N’hésitez pas a portionnez vos oeufs.

Toutes les bonnes recettes de pâtes à choux doivent vous alerter : la quantité d’oeufs nécessaire peut varier. Pour atteindre la texture voulue, sans trop ramollir la pâte, il faut parfois rajouter un demi, voire un quart d’oeuf. C’est typiquement la raison pour laquelle notre pâte d’hier était trop dense : pas assez d’oeufs, mais un oeuf de plus aurait été de trop. Comme il n’est cependant pas commode de couper les oeufs en quatre (on a essayé, on vous garantit, c’est PAS commode), la petite astuce consiste à battre légèrement vos oeufs en omelette avant de les ajouter petit à petit. Ils sont ainsi beaucoup plus faciles à doser.

 

Mouillez vos doigts pour donner une jolie forme à vos choux.

La pâte à choux étant particulièrement dense, elle forme parfois des pics lors du dressage à la poche. Pour lisser les choux, passez-leur dessus un doigt que vous aurez trempé dans l’eau, pour former la boule sans coller à la pâte.

 

Restez modestes.

Ceci concerne en particulier les choux destinés à devenir religieuses. Gardez bien à l’esprit que nos amis pâtissiers professionnels disposent de fours ventilés de haute qualité, qui leur permettent de gérer le gonflement et le séchage des choux de manière bien plus optimale que dans la plupart des fours domestiques (même ventilés eux mêmes). Ne formez donc pas de trop gros choux, de peur de les voir se dégonfler irrémédiablement à la sortie du four.

 

Ouvrez-la à bonne escient (la porte du four).

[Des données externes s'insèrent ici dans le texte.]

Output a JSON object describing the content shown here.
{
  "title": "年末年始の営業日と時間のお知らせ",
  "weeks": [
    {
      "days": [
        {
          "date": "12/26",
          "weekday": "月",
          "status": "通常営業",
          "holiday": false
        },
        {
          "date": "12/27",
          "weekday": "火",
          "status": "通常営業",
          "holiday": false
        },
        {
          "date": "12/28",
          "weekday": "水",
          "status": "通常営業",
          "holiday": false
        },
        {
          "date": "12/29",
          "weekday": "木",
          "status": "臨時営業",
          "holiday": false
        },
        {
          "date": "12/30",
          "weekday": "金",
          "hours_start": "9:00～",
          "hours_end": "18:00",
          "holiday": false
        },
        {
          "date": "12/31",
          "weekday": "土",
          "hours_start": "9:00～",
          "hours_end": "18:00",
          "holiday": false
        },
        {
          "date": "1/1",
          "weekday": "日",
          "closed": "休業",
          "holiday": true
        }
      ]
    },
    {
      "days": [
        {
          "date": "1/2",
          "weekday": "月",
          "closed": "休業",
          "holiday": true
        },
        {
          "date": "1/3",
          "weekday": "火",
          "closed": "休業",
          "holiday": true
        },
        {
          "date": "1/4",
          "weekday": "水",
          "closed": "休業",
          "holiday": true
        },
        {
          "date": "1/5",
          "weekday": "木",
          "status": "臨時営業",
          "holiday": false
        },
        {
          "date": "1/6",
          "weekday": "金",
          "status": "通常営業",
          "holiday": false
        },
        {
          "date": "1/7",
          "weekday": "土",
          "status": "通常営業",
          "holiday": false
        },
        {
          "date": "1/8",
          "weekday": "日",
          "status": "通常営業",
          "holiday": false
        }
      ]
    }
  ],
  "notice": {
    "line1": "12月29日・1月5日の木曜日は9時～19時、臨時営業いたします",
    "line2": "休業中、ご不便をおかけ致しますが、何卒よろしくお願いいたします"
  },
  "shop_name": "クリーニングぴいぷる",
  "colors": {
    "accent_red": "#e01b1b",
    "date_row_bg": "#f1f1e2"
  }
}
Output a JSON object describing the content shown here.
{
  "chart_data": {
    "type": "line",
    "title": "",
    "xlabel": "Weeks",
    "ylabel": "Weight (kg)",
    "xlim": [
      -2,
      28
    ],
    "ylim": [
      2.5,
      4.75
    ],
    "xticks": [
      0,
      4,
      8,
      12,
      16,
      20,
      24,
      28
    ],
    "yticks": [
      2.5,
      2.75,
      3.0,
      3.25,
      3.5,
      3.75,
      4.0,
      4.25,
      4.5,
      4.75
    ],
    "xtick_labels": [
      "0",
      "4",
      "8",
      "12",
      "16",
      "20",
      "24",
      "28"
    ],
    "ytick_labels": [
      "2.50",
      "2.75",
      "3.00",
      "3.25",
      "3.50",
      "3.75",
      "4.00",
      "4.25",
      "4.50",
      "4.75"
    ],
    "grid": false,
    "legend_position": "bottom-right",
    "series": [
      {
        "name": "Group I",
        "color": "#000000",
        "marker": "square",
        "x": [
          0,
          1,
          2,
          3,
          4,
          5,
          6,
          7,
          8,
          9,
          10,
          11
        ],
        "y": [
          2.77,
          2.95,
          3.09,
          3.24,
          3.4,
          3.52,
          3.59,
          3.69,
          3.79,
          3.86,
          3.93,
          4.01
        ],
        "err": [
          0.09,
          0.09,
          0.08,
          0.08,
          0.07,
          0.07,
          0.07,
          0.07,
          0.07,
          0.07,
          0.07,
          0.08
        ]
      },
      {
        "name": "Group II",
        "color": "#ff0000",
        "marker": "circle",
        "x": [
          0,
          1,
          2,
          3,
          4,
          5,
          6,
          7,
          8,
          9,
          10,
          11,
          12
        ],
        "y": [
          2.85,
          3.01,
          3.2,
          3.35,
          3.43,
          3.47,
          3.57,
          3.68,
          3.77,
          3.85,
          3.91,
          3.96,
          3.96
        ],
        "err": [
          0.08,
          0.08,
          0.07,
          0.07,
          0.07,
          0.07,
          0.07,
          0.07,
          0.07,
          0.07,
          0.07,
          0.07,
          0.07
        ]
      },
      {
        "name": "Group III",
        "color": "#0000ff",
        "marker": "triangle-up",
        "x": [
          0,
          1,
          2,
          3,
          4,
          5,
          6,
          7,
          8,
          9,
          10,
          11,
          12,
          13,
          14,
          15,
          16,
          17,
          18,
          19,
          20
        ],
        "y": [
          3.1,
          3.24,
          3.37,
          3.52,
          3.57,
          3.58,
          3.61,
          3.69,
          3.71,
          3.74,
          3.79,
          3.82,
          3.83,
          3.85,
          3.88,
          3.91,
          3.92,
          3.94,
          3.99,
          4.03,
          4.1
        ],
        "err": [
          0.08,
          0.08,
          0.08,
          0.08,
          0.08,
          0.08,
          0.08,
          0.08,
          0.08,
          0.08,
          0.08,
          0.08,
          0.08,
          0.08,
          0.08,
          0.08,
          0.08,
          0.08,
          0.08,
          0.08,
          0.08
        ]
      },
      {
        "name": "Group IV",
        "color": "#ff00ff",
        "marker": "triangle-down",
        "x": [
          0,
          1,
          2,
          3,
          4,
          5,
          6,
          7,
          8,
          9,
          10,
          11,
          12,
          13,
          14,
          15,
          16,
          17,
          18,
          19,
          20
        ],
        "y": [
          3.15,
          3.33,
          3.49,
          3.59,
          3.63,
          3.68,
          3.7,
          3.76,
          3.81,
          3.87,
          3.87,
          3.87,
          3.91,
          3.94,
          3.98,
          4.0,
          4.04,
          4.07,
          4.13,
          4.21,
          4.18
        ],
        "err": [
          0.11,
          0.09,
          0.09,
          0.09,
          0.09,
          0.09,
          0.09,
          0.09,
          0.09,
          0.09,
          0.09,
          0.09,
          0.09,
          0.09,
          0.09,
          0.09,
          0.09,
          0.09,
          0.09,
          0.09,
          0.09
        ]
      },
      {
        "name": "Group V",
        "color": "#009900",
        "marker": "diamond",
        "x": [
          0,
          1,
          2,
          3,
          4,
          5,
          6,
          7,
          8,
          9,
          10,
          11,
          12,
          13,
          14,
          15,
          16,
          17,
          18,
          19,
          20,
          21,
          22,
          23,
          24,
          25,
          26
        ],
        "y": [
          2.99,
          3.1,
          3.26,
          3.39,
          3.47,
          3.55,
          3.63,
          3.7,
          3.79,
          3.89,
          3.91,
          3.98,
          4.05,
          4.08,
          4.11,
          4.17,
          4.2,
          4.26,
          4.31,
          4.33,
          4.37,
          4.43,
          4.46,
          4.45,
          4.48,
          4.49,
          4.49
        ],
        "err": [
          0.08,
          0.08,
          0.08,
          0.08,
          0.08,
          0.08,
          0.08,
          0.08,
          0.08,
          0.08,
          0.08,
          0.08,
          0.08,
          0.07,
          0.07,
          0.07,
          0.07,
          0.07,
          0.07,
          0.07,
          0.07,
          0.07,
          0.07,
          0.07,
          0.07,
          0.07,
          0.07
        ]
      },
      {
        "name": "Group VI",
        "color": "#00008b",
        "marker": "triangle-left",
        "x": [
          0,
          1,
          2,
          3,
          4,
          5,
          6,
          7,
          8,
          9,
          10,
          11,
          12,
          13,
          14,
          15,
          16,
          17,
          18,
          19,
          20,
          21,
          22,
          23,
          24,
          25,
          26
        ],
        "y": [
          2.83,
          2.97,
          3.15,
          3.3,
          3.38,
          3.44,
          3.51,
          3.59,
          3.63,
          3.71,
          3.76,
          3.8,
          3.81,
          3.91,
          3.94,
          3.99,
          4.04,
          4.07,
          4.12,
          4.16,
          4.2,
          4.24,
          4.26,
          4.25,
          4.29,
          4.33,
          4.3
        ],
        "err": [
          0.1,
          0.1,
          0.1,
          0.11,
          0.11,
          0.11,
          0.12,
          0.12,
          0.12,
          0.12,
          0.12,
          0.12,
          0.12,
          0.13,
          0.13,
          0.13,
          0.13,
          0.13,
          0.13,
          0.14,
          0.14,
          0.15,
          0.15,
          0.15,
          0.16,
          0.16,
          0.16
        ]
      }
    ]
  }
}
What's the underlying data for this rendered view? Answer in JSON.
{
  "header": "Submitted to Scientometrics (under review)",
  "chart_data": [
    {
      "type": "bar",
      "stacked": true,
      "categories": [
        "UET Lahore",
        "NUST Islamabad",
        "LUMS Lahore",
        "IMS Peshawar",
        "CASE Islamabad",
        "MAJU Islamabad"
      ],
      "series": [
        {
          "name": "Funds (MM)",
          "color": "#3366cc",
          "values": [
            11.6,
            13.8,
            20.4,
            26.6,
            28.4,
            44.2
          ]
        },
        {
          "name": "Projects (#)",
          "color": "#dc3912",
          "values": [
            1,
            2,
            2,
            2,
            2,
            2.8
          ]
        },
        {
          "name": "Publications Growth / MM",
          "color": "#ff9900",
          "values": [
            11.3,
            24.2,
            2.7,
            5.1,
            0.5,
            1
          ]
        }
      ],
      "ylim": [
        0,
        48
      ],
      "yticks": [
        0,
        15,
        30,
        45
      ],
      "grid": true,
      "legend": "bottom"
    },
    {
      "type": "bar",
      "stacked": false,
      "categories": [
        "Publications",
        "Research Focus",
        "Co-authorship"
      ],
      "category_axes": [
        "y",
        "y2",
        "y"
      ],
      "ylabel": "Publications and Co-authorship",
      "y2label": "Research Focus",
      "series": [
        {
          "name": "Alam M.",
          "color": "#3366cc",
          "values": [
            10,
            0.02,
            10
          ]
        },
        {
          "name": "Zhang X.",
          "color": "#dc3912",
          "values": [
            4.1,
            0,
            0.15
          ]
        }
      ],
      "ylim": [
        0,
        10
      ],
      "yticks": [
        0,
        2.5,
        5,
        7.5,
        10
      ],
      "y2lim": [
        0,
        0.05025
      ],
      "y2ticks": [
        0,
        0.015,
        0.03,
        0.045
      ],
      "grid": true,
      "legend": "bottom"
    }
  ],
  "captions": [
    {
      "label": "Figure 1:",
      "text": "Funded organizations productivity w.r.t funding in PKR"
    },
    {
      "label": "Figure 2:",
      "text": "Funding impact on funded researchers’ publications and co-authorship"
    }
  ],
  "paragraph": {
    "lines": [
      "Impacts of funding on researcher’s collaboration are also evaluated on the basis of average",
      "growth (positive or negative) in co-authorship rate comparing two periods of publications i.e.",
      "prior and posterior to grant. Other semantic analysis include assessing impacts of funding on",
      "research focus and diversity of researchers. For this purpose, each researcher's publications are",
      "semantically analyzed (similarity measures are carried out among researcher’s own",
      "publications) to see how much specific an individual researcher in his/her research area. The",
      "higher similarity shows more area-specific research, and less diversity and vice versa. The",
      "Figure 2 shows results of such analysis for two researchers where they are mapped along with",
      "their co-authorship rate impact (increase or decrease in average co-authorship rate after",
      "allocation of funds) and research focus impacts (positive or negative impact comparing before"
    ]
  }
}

Il y a deux phases bien distinctes dans la vie d’un chou en cuisson : la levée, puis le séchage. Pendant la première phase, évitez tant que possible d’ouvrir le four. Il faut garder à l’intérieur une chaleur vive qui fera évaporer l’eau contenue dans la pâte et assurer le gonflement. A ce stade, la croûte n’étant pas encore formée, le chou ne pourra pas rester gonflé si la température baisse.
Par contre, en fin de cuisson, lorsque vous constatez que vos choux bien gonflés prennent une couleur dorée et que la croûte se forme, n’hésitez pas à entrouvrir le four ou à le ventiler afin de laisser l’humidité s’échapper et de sécher votre pâte. Elle sera ainsi assez solide pour ne pas dégonfler en sortant au froid.